Isak telah menganggap Rena sebagai adik. Makanya saat ide gila Nami yang ingin mereka berjodoh. Isak tidak bisa.
"Lepas! Kau kenapa seenaknya! Kau hanya kacung eyangku! Siaalan! Lepas kalian ini hanya pesuruh!" Suara tinggi berontak memenuhi lorong rumah sakit yang sepi dan hening.
Doroty duduk masih sibuk memeriksa laporan perusahaan.
"Eyang, Eyaang! Lihat pesuruhmu ini begitu kasar! Pecat saja mereka yang!" Kila merasa diatas angin saat melihat Doroty menatapnya. Ia akan membuat pelajaran pada babu yang sudah kurang ajar menariknya dari klub saat ia berpesta.
Doroty memandang Kila dari atas hingga bawah.
"Herman kau bawa siapa kesini?"
"Eyang, ini Kila! Cucu eyang, mereka membawa Kila dengan paksa Eyang, merusak acaraku, dasar babu! Pecat mereka Yang!"
Ia mendekati Doroty. Wanita tua itu tidak percaya cucunya yang dulu manis sekarang menjadi seliar ini, memangnya berapa lama mereka tidak bertemu?
Rok pendek setengah paha, bahu dan belahan dada terumbar. Riasan wajah yang tebal, bau rokok dan alkohol.
"Kamu temukan wanita malam ini dimana? Saya tidak memiliki cucuk layaknya wanita yang suka jual diri begini, mungkin jika wanita malam dengan attitude baik aku masih bisa menerimanya. Ini perilakunya sangat jelek, apa yang dilakukan orang tuamu selama ini?"
"Apa mereka tidak mengajarkan budi pekerti, seperti tidak berisik dirumah sakit? Itu anak teka saja tahu, berapa usiamu? Memalukan!"
Kila menganga lebar, bagaimana bisa Eyangnya mempermalukannya di depan para babunya.
"Eyang! Eyang keterlaluan, mengatakan cucu sendiri wanita malam? Aku sakit hati!" Mata Kila mengembun, jika si lampir tua ini mau drama ia akan berikan.
"Kalian bawa dia dimobil tunggu hingga orang tuanya datang, suruh Pak Zackary, menghapus nama Kila Jarvis menjadi pemegang saham"
"Eyang! Eyang tidak bisa begitu! Aku cucu Eyang, kenapa Eyang tega!"
"Tunggu orang tuamu, dan hidup mereka bergantung pada kelakuanmu!"
"Dasar kau wanita tua!
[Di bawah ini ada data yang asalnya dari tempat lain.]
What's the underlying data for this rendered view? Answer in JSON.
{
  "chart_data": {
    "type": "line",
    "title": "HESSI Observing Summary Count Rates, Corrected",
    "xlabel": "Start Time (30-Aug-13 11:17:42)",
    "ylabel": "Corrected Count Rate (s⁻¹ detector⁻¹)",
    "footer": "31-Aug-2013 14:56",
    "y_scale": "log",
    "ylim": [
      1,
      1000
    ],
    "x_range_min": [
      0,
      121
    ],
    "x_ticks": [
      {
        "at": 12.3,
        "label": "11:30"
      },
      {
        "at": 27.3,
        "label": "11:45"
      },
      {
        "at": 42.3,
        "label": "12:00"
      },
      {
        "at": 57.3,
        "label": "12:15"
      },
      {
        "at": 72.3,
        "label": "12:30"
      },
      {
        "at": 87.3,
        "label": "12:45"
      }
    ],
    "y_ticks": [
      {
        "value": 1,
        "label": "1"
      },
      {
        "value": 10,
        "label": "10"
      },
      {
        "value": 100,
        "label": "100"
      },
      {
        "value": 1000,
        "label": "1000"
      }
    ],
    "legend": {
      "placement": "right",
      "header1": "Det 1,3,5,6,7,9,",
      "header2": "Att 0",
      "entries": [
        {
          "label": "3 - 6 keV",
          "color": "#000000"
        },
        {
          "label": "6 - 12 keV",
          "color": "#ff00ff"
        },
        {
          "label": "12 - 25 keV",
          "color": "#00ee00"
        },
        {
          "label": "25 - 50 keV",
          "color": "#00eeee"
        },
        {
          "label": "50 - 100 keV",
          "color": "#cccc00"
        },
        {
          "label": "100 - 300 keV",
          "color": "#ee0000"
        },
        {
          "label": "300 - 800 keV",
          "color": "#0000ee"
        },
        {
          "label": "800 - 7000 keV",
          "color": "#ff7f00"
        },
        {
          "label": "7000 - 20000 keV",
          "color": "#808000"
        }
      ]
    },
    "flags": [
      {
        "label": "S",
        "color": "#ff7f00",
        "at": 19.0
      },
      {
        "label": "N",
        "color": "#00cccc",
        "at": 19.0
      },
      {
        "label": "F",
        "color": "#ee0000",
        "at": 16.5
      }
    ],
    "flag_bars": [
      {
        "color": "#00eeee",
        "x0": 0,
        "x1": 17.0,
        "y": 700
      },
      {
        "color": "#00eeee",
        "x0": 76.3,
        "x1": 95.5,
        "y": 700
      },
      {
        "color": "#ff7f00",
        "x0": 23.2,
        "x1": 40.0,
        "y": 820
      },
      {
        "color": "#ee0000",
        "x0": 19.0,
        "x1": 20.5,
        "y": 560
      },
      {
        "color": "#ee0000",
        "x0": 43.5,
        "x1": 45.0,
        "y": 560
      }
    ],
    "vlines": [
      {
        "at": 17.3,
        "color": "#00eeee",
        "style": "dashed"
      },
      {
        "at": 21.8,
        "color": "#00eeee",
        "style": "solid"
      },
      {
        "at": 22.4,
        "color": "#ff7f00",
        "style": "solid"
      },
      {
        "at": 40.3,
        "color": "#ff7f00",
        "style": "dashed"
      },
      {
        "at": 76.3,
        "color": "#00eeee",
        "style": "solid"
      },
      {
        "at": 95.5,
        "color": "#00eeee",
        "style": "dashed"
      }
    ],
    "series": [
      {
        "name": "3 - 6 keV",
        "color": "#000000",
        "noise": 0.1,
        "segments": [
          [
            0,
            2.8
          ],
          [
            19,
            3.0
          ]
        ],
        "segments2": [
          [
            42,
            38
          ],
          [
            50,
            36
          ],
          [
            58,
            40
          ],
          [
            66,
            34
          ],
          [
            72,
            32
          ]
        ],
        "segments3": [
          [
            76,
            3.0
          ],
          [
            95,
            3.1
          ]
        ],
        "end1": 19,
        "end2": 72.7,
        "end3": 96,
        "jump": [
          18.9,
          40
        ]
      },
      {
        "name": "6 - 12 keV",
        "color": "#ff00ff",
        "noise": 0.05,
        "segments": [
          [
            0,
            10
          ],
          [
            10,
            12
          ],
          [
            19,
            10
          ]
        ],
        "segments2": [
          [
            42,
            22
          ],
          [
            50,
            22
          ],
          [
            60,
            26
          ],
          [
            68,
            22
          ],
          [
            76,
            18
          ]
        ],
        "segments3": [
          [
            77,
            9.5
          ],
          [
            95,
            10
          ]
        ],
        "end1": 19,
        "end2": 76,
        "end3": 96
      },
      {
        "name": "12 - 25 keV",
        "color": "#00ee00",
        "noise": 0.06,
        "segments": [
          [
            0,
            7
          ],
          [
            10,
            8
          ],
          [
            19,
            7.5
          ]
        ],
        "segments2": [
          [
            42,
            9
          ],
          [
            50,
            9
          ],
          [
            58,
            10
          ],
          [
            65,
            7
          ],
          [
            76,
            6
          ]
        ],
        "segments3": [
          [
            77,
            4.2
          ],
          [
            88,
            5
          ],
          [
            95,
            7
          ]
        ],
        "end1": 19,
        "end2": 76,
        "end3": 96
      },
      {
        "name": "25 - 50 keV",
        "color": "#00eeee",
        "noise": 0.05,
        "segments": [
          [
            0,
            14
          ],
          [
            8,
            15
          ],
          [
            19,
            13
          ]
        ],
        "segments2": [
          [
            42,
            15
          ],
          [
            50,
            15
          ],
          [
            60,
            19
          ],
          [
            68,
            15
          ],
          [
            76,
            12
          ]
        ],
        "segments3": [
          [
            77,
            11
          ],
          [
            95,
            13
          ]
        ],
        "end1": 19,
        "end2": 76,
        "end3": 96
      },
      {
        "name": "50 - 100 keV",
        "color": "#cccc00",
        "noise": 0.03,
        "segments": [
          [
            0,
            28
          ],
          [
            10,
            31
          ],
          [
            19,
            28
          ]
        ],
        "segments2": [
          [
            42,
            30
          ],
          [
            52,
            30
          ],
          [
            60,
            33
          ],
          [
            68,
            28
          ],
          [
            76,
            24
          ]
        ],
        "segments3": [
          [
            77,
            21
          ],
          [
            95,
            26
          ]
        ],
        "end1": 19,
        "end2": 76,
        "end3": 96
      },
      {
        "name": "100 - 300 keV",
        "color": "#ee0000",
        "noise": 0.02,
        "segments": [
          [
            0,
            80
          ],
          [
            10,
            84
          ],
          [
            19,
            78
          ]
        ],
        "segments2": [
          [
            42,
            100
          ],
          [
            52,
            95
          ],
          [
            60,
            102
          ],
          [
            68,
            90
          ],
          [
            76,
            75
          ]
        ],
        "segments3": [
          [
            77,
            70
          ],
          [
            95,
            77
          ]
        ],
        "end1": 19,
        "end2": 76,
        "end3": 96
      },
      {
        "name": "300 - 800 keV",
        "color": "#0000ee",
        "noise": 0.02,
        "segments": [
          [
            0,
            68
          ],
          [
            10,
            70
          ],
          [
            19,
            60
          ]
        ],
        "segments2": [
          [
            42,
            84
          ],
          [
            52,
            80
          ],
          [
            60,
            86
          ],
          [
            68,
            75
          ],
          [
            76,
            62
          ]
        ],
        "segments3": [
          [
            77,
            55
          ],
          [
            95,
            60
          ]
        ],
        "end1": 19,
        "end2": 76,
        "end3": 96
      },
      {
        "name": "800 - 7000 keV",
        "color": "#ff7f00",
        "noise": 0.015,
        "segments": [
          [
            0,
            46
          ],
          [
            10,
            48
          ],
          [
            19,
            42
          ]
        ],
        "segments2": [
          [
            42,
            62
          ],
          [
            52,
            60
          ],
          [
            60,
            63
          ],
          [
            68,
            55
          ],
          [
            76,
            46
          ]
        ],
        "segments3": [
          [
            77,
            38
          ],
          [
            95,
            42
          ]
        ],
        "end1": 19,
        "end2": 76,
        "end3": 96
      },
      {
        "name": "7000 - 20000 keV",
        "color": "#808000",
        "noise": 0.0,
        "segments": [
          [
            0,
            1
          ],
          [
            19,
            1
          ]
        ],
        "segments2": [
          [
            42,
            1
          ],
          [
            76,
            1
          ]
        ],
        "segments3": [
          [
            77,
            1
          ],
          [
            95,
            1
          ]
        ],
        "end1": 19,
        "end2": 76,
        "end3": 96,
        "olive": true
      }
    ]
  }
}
Tidak tahu diri sekali! Yang mengembangkan perusahaanmu hingga sebesar ini adalah Daddyku! Dasar penyihir tua tidak tahu balas budi!"
"Kau harusnya mati bersama wanita penjahat itu, sama-sama kelakuannya, yang satu pembunuh, yang satu lagi penyihir bau tanah tidak tahu diri, kalian harusnya mati saja— "
Tubuh Kila terkulai dalam sekejap, Siwa melumpuhkannya. "Maaf Pak, dia berisik ini rumah sakit" ucap Siwa yang diangguki Herman.
Kila dalam ketidak sadarannya, tangannya di borgol ke pintu mobil. Ditempatnya Dorothy Menghembuskan nafas lelah.
"Aku sudah tua, tidak sanggup lagi untuk mengurusi masalah perebutan harta atau jabatan. Aku ingin santai bersama cicitku"
"Dia yang datang sebelum Rena harus melahirkan?"
Davis pernah melihat wanita itu bersama Padma, waktu ia tahu Padma hanya memainkan perasaannya, karena tidak suka dengan adiknya itu.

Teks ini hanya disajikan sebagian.